Living la vida Oprah
Experiment puts star’s advice to test

CHICAGO – It’s probably too much to call it Stockholm syndrome.
But more than nine months into her yearlong attempt to follow every bit of advice Oprah Winfrey doles out, whether in the magazine, on the Web site or on her TV show, Robyn Okrant finds herself starting to identify.
“I’m kind of a tomboy, and lately I imagine myself in a lot of pretty things,” says the Chicago yoga instructor and performance artist.
She went into the project burning to tell Oprah how much all her advice costs the average woman, convinced there was a fundamental unfairness in a billionaire’s pushing costly consumer goods on her less-fortunate devotees. But she has come to find a lot to respect in Winfrey as well.

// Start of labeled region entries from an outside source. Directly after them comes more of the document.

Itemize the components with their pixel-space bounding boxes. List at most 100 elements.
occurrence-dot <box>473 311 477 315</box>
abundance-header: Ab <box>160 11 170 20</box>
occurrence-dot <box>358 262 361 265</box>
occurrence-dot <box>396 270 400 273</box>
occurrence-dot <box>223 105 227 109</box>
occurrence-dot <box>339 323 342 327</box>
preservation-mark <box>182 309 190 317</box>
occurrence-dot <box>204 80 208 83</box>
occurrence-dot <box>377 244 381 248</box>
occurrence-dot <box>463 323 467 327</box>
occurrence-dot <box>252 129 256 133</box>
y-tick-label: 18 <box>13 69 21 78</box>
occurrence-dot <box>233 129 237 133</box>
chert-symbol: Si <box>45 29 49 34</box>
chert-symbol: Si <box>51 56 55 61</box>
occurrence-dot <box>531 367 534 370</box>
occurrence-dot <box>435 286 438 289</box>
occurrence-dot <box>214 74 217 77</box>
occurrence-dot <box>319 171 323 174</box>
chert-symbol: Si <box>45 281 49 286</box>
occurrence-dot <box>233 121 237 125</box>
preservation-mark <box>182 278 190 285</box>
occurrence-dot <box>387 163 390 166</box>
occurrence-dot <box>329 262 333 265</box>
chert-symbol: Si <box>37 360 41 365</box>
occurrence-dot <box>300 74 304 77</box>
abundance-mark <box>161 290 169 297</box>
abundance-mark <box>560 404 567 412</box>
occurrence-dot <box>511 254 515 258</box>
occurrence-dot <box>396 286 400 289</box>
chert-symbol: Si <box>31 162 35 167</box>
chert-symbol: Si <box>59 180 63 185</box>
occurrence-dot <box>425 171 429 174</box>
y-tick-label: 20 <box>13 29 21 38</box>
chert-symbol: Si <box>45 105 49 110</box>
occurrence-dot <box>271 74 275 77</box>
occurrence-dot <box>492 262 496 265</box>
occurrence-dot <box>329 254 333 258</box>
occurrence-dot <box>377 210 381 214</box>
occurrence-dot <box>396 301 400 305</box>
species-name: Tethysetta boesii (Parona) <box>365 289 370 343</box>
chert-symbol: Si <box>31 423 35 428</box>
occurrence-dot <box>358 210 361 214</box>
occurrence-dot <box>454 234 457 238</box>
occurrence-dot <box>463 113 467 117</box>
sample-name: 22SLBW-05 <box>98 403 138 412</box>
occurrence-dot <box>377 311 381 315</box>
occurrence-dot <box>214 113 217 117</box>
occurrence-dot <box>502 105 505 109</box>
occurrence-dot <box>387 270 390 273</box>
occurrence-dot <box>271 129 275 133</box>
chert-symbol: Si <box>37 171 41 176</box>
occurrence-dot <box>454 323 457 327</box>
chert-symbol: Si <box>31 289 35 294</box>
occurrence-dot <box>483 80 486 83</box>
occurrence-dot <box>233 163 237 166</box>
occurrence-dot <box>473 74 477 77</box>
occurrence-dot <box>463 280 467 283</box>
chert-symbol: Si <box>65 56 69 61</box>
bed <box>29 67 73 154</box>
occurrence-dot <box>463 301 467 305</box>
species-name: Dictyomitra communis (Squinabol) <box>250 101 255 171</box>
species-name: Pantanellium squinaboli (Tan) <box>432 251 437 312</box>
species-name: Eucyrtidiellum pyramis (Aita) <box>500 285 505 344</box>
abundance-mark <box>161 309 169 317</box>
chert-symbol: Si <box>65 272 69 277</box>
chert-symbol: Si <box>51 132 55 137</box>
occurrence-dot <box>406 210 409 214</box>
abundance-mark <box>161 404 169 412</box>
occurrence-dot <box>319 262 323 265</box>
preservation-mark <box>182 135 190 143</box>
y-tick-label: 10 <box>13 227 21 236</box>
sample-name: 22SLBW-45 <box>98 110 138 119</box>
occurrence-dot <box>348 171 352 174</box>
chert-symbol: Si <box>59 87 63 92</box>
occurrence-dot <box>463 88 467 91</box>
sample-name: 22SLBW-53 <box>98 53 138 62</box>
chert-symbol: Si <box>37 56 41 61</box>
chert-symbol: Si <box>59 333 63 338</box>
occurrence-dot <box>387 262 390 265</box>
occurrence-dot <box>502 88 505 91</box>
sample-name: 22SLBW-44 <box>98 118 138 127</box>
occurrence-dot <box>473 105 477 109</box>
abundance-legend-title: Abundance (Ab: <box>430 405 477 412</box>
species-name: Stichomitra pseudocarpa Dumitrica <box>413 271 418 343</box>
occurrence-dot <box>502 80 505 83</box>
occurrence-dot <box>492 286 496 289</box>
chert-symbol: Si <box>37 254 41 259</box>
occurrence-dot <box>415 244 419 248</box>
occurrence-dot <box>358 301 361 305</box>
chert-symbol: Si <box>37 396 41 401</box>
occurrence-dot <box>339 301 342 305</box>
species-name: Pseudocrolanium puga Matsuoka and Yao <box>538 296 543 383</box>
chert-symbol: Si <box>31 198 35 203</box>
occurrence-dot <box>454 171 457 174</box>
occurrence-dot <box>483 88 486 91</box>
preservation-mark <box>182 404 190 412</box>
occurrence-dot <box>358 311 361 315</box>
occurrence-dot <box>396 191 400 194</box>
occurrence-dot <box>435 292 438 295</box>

“I still feel the same way about all these lists of things you’re supposed to buy,” says Okrant, a calm, rangy woman with an easy laugh and friendly demeanor. “However, she really preaches – and I do think it is preaching – clarity and just really knowing yourself.
“A lot of these exercises that I have had to do have given me clarity about something as tangible as my finances to what my husband and I think about certain issues we haven’t discussed before. So that’s great.”
Winfrey’s people won’t comment directly on the site, but praise Okrant’s “brand dedication.”
The artist, however, says her point was never about demonstrating devotion. Even now – with the mainstream media attention, with the high-powered book agent just waiting for her to finish the year and start writing – Okrant says she hasn’t lost sight of her original purpose: to live a feminist critique of the Oprah Winfrey empire and its relentless insistence that women need to remake themselves, often through new purchases.
It’s been far more demanding than she or husband Jim Stevens ever imagined. “It seems to be pulling Robyn in multiple directions all at the same time,” said Stevens, an artisan with a tile manufacturer. Just to keep up with the demands, “she’s constantly moving, not really having the time to reflect as much or just be herself.
“There’s a certain distance from who she had been.”
At the same time, ironically, some of the Oprah directives are about trying to slow down, and Stevens has found value in some of those: “One was just before she comes in the door of the house, to just reflect and be happy,” he said.
“I think that has created a lot more positiveness between the two of us, you know, just to be eager for one another.”
While she will, she said, try to do a book, Okrant and her husband mostly are looking forward to a very special New Year’s Eve, the beginning of 2009 and the end of a project that started as a fun but pointed idea and turned into a lifestyle.
“It’s funny, because normally I go to sleep before the ball will drop,” she said. “But I am celebrating. I’m going on like a magazine diet, a self-help diet.”